Bukittinggi, – SMKN 2 Bukittinggi mengelola Edotel diduga tidak memiliki dasar hukum, sehingga pendapatan yang diperoleh tidak disetorkan ke Kas Daerah.

Pengelolaan Edotel hanya ditetapkan oleh kepala sekolah, karena SMKN 2 Bukittinggi ini belum ditetapkan menjadi Badan Layanan Umum Daerah (BLUD).

Pembangunan Edotel SMKN 2 Bukittinggi berasal dari APBD Pemko Bukittinggi dan pemerintah pusat. Selama tahun 2011 sampai dengan 2016, pendapatan dari Edotel selalu disetor ke Kas Daerah Pemko Bukittinggi.

Baca juga : Kepala SMKN 2 Bukittinggi Akui Tidak Setorkan Pendapatan Edotel ke Kas Daerah

Pendapatan Edotel SMKN 2 Bukittinggi Rawan Penyimpangan

Seiring dengan berpindahnya kewenangan bidang pendidikan SMK dari pemerintah kabupaten/kota ke Pemerintah Provinsi Sumatera Barat pada tahun 2017, pengelolaan SMKN 2 Bukittinggi termasuk Edotel SMKN 2 Bukittinggi pun berpindah yang semula berada di bawah Dinas Pendidikan Kota Bukittinggi, berpindah ke Dinas Pendidikan Provinsi Sumatera Barat.

Sementara pada tahun 2020 SMKN 2 Bukittinggi memperoleh pendapatan dari pengelolaan Edotel sebesar Rp40 juta lebih, dan penggunaan langsung dana dari hasil pengelolaan sebesar Rp78 juta lebih, serta terdapat saldo Kas Edotel per 31 Desember 2020 adalah sebesar Rp237 juta lebih.

Kondisi tersebut membuka peluang terjadinya korupsi atas hasil pemanfaatan barang milik daerah Edotel SMKN 2 Bukittinggi yang tidak disetorkan ke Kas Daerah.

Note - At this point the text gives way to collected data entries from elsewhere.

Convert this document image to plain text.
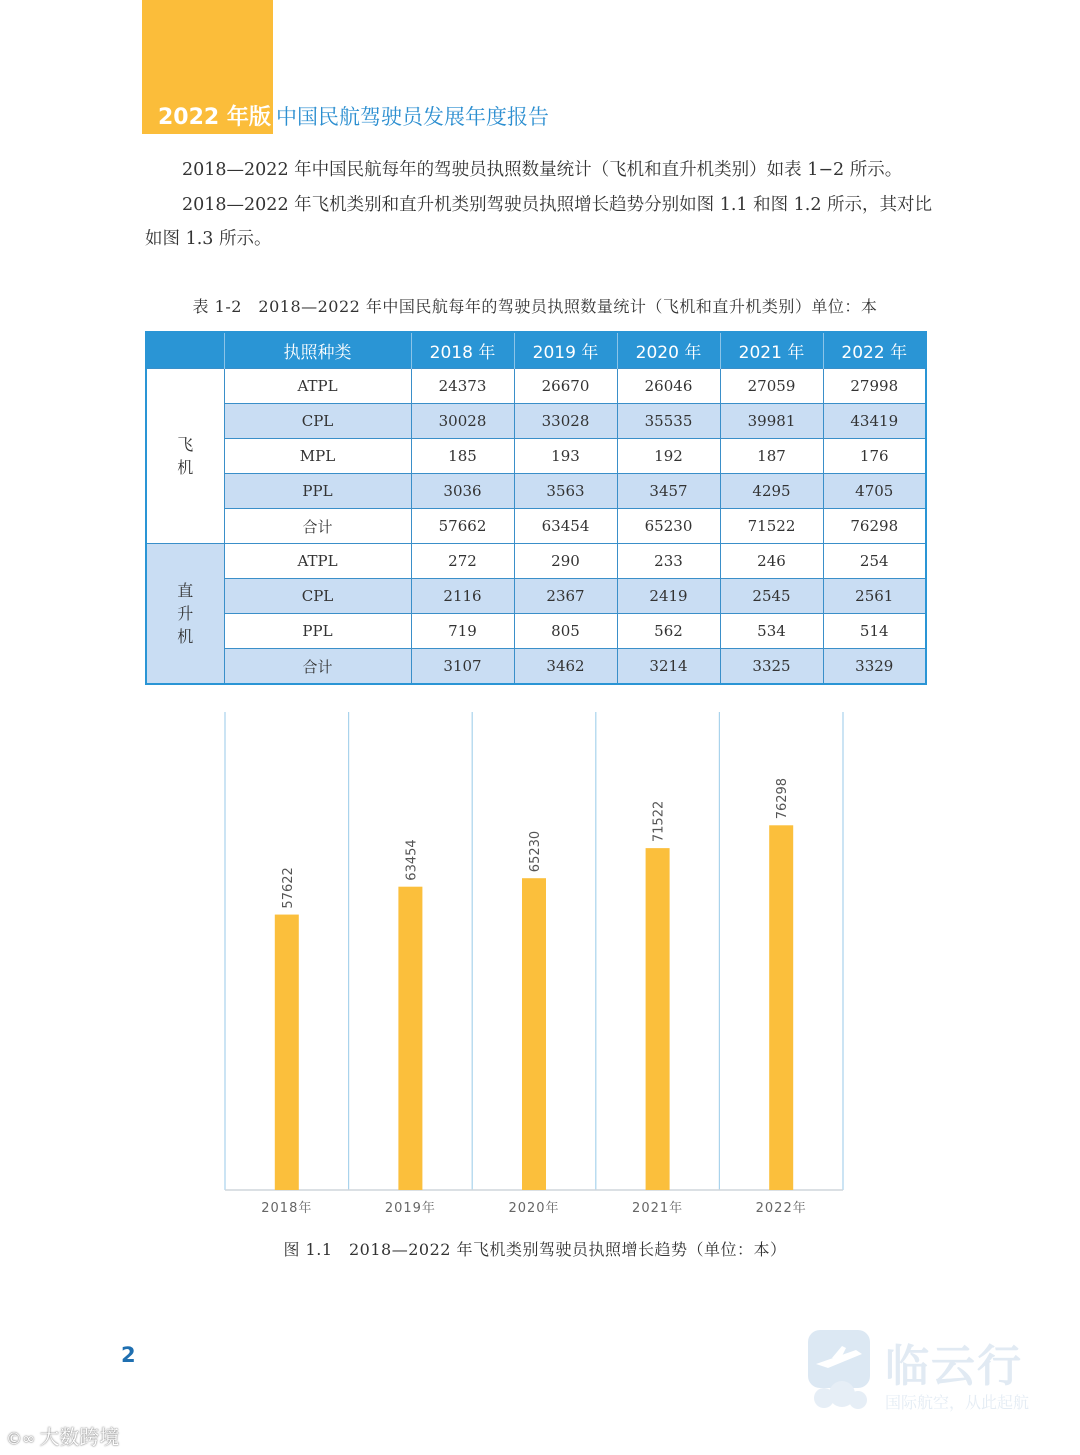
2022 年版 中国民航驾驶员发展年度报告

2018—2022 年中国民航每年的驾驶员执照数量统计（飞机和直升机类别）如表 1−2 所示。

2018—2022 年飞机类别和直升机类别驾驶员执照增长趋势分别如图 1.1 和图 1.2 所示，其对比如图 1.3 所示。

表 1-2　2018—2022 年中国民航每年的驾驶员执照数量统计（飞机和直升机类别）单位：本
	执照种类	2018 年	2019 年	2020 年	2021 年	2022 年
飞机	ATPL	24373	26670	26046	27059	27998
	CPL	30028	33028	35535	39981	43419
	MPL	185	193	192	187	176
	PPL	3036	3563	3457	4295	4705
	合计	57662	63454	65230	71522	76298
直升机	ATPL	272	290	233	246	254
	CPL	2116	2367	2419	2545	2561
	PPL	719	805	562	534	514
	合计	3107	3462	3214	3325	3329
57622
2018年
63454
2019年
65230
2020年
71522
2021年
76298
2022年
图 1.1　2018—2022 年飞机类别驾驶员执照增长趋势（单位：本）
2	临云行
国际航空，从此起航
©∞ 大数跨境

Berdasarkan Peraturan Pemerintah Nomor 12 Tahun 2019 tentang Pengelolaan Keuangan Daerah, pada  Pasal 24 Ayat (1) menyatakan bahwa semua Penerimaan Daerah dan Pengeluaran Daerah dalam bentuk uang dianggarkan dalam APBD.

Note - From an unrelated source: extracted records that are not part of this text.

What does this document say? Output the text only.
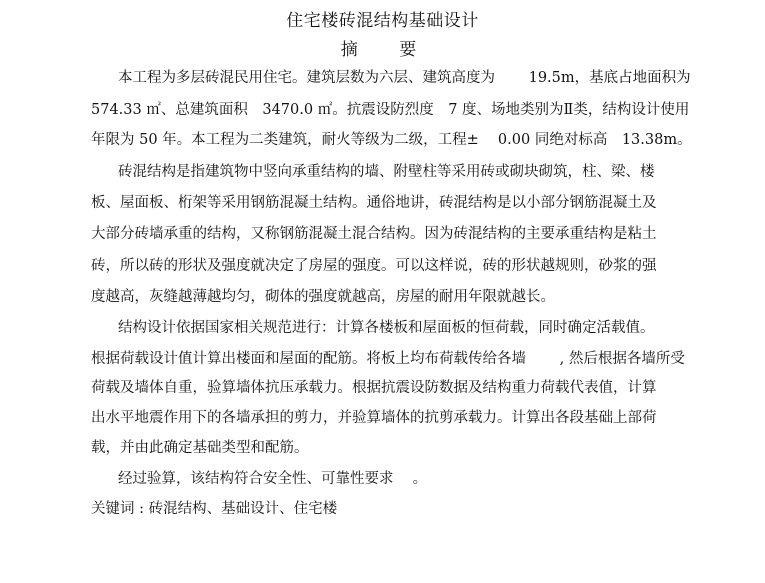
住宅楼砖混结构基础设计
摘 要
本工程为多层砖混民用住宅。建筑层数为六层、建筑高度为　　 19.5m，基底占地面积为
574.33 ㎡、总建筑面积　3470.0 ㎡。抗震设防烈度　7 度、场地类别为Ⅱ类，结构设计使用
年限为 50 年。本工程为二类建筑，耐火等级为二级，工程±　 0.00 同绝对标高　13.38m。
砖混结构是指建筑物中竖向承重结构的墙、附壁柱等采用砖或砌块砌筑，柱、梁、楼
板、屋面板、桁架等采用钢筋混凝土结构。通俗地讲，砖混结构是以小部分钢筋混凝土及
大部分砖墙承重的结构，又称钢筋混凝土混合结构。因为砖混结构的主要承重结构是粘土
砖，所以砖的形状及强度就决定了房屋的强度。可以这样说，砖的形状越规则，砂浆的强
度越高，灰缝越薄越均匀，砌体的强度就越高，房屋的耐用年限就越长。
结构设计依据国家相关规范进行：计算各楼板和屋面板的恒荷载，同时确定活载值。
根据荷载设计值计算出楼面和屋面的配筋。将板上均布荷载传给各墙　　 , 然后根据各墙所受
荷载及墙体自重，验算墙体抗压承载力。根据抗震设防数据及结构重力荷载代表值，计算
出水平地震作用下的各墙承担的剪力，并验算墙体的抗剪承载力。计算出各段基础上部荷
载，并由此确定基础类型和配筋。
经过验算，该结构符合安全性、可靠性要求　 。
关键词 : 砖混结构、基础设计、住宅楼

Kemudian Peraturan Menteri Dalam Negeri Nomor 19 Tahun 2019 tentang Pedoman Pengelolaan Barang Milik Daerah, pada Pasal 130 ayat (1) menyatakan bahwa hasil sewa barang milik daerah merupakan penerimaan daerah dan seluruhnya wajib disetorkan ke rekening Kas Umum Daerah.